Ann Thorac Surg 2001;71:1833-1838
© 2001 The Society of Thoracic Surgeons


Original article: cardiovascular

The paradox of survival results after heart transplantation for cardiomyopathy caused by Trypanosoma cruzi

Edimar Alcides Bocchi, MDa, Alfredo Fiorelli, MDa, on behalf of the First Guidelines Group for Heart Transplantation of the Brazilian Society of Cardiology,*

a Brazilian Society of Cardiology, São Paulo, Brazil

Accepted for publication February 20, 2001.

Address reprint requests to Dr Bocchi, Heart Institute (Incor), University of São Paulo Medical School, Brazil, Rua Oscar Freire 2077 apto 161, São Paulo, Brazil, CEP 05409-011
e-mail: dcledimar{at}incor.usp.br

Background. Donor supply limits heart transplantation (HT) and relative priority should be given to cases with greater chances of success.
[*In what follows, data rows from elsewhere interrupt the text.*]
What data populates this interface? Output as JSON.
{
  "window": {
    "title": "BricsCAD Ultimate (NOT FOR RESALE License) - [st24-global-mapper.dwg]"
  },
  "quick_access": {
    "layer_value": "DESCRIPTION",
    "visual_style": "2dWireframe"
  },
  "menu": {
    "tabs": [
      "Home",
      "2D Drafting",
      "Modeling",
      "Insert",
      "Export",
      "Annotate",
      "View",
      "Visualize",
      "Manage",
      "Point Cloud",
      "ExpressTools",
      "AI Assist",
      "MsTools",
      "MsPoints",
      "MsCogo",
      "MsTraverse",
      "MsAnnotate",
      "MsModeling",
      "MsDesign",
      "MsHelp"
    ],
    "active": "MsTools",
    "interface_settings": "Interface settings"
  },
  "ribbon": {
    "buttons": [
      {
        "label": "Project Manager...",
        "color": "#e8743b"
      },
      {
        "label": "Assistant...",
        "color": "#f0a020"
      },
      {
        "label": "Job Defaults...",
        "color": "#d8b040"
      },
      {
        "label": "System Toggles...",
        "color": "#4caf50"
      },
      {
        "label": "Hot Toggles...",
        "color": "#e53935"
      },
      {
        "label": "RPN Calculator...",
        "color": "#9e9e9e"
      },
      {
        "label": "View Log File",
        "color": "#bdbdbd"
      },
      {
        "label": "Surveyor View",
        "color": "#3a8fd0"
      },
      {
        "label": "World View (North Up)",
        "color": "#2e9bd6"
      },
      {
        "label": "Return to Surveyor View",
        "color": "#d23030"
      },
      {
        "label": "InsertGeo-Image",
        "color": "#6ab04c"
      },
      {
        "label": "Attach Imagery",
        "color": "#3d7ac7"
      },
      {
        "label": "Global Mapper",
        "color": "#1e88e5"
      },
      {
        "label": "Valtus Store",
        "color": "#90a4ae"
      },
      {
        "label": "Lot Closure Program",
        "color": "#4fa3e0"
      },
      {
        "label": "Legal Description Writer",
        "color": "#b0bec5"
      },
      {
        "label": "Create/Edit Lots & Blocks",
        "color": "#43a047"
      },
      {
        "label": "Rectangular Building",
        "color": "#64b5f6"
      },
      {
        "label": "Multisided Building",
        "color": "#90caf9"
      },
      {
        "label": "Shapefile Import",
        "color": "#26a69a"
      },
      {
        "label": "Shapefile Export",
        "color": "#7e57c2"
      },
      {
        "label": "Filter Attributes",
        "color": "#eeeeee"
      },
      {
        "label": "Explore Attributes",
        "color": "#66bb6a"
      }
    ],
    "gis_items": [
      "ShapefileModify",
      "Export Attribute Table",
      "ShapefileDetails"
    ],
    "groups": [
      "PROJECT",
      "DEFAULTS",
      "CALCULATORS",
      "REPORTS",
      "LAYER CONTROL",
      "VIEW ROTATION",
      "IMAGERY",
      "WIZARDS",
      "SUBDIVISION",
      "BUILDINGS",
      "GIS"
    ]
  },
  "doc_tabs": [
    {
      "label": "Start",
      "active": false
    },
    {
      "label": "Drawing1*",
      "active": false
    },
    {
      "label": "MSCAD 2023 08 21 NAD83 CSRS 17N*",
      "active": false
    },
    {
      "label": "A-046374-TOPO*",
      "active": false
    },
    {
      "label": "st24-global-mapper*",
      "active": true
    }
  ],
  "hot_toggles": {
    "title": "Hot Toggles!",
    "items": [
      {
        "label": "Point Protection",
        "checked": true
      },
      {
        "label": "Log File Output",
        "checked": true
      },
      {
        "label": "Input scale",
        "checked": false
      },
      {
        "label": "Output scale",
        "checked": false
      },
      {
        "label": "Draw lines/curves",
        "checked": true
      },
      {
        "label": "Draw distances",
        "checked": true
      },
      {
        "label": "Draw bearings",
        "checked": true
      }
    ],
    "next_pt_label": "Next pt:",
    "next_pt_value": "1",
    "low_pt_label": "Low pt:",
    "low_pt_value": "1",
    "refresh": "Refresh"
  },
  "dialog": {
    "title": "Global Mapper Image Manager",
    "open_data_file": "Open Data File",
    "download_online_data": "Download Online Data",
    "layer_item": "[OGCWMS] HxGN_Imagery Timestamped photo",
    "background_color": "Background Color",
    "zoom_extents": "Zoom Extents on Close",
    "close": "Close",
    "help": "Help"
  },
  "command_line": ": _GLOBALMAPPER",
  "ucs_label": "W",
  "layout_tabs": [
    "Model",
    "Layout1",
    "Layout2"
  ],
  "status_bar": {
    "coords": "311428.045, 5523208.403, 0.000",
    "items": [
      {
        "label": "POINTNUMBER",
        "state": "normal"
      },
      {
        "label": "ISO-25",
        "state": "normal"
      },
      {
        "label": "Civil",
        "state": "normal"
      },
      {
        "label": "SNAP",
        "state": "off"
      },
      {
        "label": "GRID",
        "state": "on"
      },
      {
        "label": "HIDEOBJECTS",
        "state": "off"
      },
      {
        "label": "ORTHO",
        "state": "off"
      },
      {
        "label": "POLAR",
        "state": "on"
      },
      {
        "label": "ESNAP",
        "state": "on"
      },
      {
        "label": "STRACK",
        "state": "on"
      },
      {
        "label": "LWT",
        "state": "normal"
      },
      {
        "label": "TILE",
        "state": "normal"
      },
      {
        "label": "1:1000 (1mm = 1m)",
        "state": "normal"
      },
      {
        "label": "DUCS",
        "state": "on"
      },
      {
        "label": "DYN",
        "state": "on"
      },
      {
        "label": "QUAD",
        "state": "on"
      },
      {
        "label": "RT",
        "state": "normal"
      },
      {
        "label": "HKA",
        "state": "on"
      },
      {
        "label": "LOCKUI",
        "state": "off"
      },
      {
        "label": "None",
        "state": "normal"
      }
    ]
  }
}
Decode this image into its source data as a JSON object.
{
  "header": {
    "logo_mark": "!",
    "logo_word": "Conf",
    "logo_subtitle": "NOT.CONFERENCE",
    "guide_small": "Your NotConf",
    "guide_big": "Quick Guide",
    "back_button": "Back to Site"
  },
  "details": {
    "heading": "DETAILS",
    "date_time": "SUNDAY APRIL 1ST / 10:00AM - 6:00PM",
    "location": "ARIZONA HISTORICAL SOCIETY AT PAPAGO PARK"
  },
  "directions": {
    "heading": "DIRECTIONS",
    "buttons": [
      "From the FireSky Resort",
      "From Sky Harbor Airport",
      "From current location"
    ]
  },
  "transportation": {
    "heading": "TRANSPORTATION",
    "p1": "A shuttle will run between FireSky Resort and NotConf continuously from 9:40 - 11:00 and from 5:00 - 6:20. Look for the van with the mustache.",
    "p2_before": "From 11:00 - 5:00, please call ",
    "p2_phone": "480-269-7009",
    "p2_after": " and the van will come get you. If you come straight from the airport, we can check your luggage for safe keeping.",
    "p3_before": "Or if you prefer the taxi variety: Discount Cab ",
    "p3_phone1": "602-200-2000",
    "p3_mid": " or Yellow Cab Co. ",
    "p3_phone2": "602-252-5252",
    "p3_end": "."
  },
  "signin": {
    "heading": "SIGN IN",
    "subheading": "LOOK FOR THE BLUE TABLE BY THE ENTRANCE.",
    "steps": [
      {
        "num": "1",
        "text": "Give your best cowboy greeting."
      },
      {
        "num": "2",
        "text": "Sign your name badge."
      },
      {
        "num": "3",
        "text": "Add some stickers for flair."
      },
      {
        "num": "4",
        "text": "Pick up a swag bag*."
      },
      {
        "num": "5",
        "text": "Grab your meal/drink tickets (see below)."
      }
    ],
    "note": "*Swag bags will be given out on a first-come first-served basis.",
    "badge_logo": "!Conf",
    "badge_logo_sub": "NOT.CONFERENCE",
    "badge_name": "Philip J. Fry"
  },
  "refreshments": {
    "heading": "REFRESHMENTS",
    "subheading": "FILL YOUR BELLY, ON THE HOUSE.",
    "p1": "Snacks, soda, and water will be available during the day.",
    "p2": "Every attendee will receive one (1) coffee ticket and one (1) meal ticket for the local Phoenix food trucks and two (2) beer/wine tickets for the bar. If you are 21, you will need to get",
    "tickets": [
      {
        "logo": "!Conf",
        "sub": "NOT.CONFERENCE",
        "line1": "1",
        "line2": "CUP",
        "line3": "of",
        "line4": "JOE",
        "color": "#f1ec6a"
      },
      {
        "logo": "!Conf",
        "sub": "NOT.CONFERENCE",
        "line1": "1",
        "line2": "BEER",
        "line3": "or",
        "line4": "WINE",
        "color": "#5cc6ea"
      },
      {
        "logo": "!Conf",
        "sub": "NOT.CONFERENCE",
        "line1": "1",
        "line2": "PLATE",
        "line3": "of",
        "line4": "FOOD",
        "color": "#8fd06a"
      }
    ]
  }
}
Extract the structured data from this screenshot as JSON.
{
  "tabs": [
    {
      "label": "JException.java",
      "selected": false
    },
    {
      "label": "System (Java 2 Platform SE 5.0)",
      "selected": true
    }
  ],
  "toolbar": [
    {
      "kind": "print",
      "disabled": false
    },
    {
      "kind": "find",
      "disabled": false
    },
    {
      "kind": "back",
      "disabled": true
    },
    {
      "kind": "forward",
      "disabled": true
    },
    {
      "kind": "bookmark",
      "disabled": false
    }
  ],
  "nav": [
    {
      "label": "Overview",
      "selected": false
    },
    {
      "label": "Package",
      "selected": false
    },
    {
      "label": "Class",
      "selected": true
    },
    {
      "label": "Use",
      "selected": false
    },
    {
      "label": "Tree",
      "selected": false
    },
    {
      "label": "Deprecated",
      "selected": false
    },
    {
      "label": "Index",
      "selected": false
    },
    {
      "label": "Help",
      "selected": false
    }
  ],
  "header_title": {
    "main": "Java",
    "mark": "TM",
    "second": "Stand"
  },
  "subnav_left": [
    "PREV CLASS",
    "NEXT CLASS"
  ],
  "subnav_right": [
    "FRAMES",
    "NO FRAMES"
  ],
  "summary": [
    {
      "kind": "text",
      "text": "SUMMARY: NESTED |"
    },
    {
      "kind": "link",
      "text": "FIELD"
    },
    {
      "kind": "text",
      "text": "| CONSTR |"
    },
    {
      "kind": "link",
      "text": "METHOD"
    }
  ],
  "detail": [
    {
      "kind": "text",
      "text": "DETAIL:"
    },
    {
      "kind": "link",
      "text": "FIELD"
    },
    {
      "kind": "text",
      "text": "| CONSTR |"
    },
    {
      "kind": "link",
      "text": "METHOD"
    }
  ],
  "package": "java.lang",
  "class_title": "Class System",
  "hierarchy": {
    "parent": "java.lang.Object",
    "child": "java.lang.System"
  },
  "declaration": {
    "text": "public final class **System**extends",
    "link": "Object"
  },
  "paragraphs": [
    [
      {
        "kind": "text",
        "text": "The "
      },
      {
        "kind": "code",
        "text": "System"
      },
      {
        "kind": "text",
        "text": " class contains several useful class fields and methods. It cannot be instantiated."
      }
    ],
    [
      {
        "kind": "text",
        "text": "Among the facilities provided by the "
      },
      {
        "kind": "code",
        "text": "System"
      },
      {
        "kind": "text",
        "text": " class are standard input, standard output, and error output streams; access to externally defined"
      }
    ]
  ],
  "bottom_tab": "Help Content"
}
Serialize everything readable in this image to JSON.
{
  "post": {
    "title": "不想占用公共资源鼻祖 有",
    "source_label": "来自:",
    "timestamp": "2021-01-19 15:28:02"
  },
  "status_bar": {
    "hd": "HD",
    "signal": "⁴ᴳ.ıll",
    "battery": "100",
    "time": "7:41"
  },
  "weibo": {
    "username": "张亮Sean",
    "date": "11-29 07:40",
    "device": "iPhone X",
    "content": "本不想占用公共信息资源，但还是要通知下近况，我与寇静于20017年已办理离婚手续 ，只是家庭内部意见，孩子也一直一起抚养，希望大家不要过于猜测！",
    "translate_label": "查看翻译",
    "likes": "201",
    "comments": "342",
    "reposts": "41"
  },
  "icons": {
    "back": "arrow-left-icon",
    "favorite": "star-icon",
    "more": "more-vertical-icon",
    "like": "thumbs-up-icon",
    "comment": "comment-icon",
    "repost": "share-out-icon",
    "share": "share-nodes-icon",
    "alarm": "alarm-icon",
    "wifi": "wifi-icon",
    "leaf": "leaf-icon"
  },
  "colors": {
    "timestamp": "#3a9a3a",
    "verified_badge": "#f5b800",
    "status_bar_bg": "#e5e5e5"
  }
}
The objectives of this multicenter study were (1) to determine the survival rate after heart transplantation for patients with Chagas’ heart disease (ChHD) in comparison with other causes; and (2) to identify the causes of death specifically due to reactivation of the Trypanosoma cruzi infection.

Methods. We studied 720 patients who had undergone orthotopic heart transplantation and were followed in 16 heart transplantation centers. The etiology was idiopathic dilated cardiomyopathy in 407 patients, ischemic cardiomyopathy in 196 patients, and ChHD in 117 patients.

Results. Follow-up was 2.87 ± 3.05 years (from 1 month to 13.85 years). Survival of ischemic recipients at 1, 4, 8, and 12 years was 59%, 44%, 34%, and 22%, respectively; for idiopathic dilated cardiomyopathy it was 69%, 57%, 40%, and 32%; and for ChHD it was 71%, 57%, 55%, and 46% (p < 0.027). In ischemic recipients the most frequent causes of death were infection (15.3%), acute graft failure (13.3%), and graft coronary artery disease/sudden death (7.7%). In idiopathic dilated cardiomyopathy the causes were infection (11.1%), rejection (9.6%), and acute graft failure (9.1%). In ChHD the causes were infection (10.3%), rejection (10.3%), and neoplasm (4.3%). In ChHD, reactivation of the cruzi infection was the cause of death in 2 patients.

Conclusions. The survival results after heart transplantation are paradoxical according to the usually high expected death rates for Chagas’ disease. Heart transplantation for ChHD should be regarded as a valuable treatment option.